GASOLINE PRICES in China have been cut by some 14% with effect from 19 Dec 2008, said China’s National Development and Reform Commission in an official statement last week.
Benchmark retail prices of gasoline in China were slashed to Rmb 5,580 per ton, while diesel prices were slashed 18% to Rmb 4,970.
Furthermore, six categories of road tolls will be scrapped from 1 Jan 2009.
The price and toll cuts will lower car maintenance cost and indirectly boost domestic auto demand, according to a Guosen Securities report.
Before the price cut, fuel prices in the country were based on US$83.50 (Rmb 570) a barrel of crude.
But the price in the international market has fallen drastically in the past few months.

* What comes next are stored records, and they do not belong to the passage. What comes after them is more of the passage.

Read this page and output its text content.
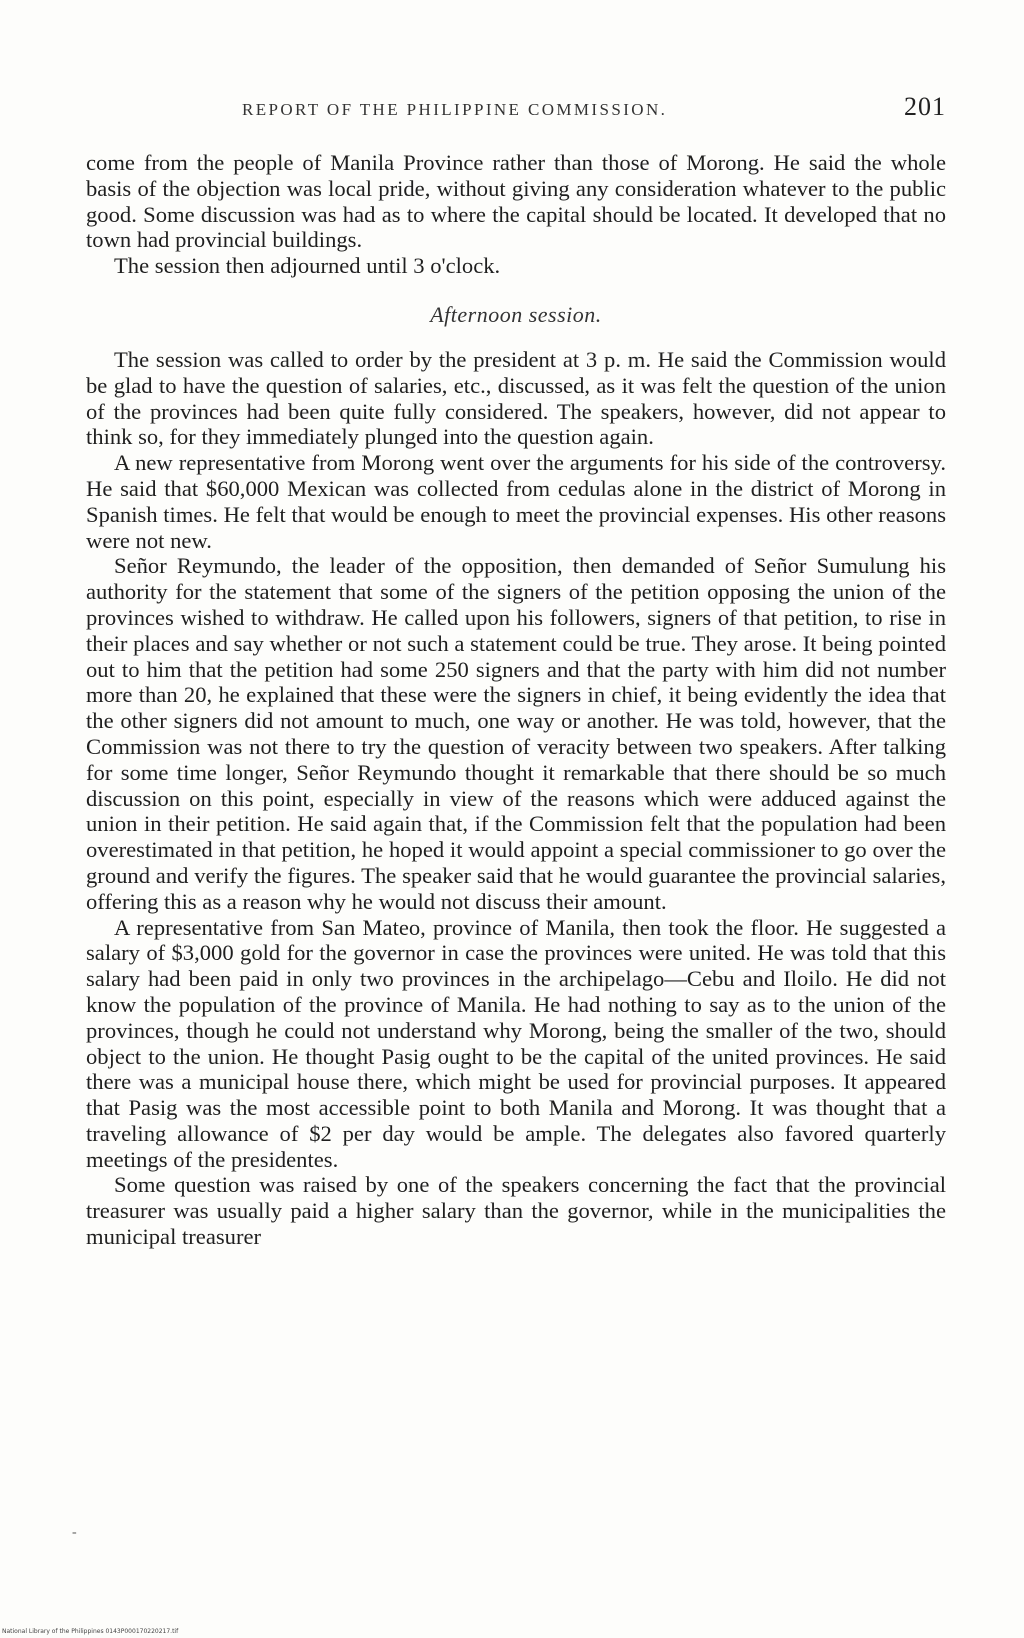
REPORT OF THE PHILIPPINE COMMISSION.	201

come from the people of Manila Province rather than those of Morong. He said the whole basis of the objection was local pride, without giving any consideration whatever to the public good. Some discussion was had as to where the capital should be located. It developed that no town had provincial buildings.

The session then adjourned until 3 o'clock.

Afternoon session.

The session was called to order by the president at 3 p. m. He said the Commission would be glad to have the question of salaries, etc., discussed, as it was felt the question of the union of the provinces had been quite fully considered. The speakers, however, did not appear to think so, for they immediately plunged into the question again.

A new representative from Morong went over the arguments for his side of the controversy. He said that $60,000 Mexican was collected from cedulas alone in the district of Morong in Spanish times. He felt that would be enough to meet the provincial expenses. His other reasons were not new.

Señor Reymundo, the leader of the opposition, then demanded of Señor Sumulung his authority for the statement that some of the signers of the petition opposing the union of the provinces wished to withdraw. He called upon his followers, signers of that petition, to rise in their places and say whether or not such a statement could be true. They arose. It being pointed out to him that the petition had some 250 signers and that the party with him did not number more than 20, he explained that these were the signers in chief, it being evidently the idea that the other signers did not amount to much, one way or another. He was told, however, that the Commission was not there to try the question of veracity between two speakers. After talking for some time longer, Señor Reymundo thought it remarkable that there should be so much discussion on this point, especially in view of the reasons which were adduced against the union in their petition. He said again that, if the Commission felt that the population had been overestimated in that petition, he hoped it would appoint a special commissioner to go over the ground and verify the figures. The speaker said that he would guarantee the provincial salaries, offering this as a reason why he would not discuss their amount.

A representative from San Mateo, province of Manila, then took the floor. He suggested a salary of $3,000 gold for the governor in case the provinces were united. He was told that this salary had been paid in only two provinces in the archipelago—Cebu and Iloilo. He did not know the population of the province of Manila. He had nothing to say as to the union of the provinces, though he could not understand why Morong, being the smaller of the two, should object to the union. He thought Pasig ought to be the capital of the united provinces. He said there was a municipal house there, which might be used for provincial purposes. It appeared that Pasig was the most accessible point to both Manila and Morong. It was thought that a traveling allowance of $2 per day would be ample. The delegates also favored quarterly meetings of the presidentes.

Some question was raised by one of the speakers concerning the fact that the provincial treasurer was usually paid a higher salary than the governor, while in the municipalities the municipal treasurer

-
National Library of the Philippines 0143P000170220217.tif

Oil fell to a four-and-a-half-year low last Fri in electronic trading on the New York Mercantile Exchange.
The January contract sank as below as US$34 a barrel - down sharply from a peak of nearly US$150 in mid-July.
Analysts said the changes are likely to encourage car buying and rejuvenate the auto industry, which has been hit hard by the global financial crisis.
Commercial and passenger vehicles sales in China have already fallen 15% year-on-year for Nov 2008.
Lin Boqiang, an energy professor at Xiamen University, described the reform as the-more-you-drive-the-more-you-pay scheme.
The latest developments should provide welcome relief for auto parts makers like Lizhong Wheel, one of China’s largest wheel makers.
The aluminum alloy wheel maker generated some Rmb 775 million during the first 9 months of 2008, mainly from domestic sales in China.
27% of its sales came from exports to the US, Europe, Japan and South Korea. Another 64% came from sales of original equipment manufacturer wheels for the likes of world no.1 automaker Toyota. 8% came from retail of aftermarket wheels.
UOB Kayhian has a buy call on Lizhong Wheel with a price target of 30 cents. The stock last closed at 24 cents on thin trade.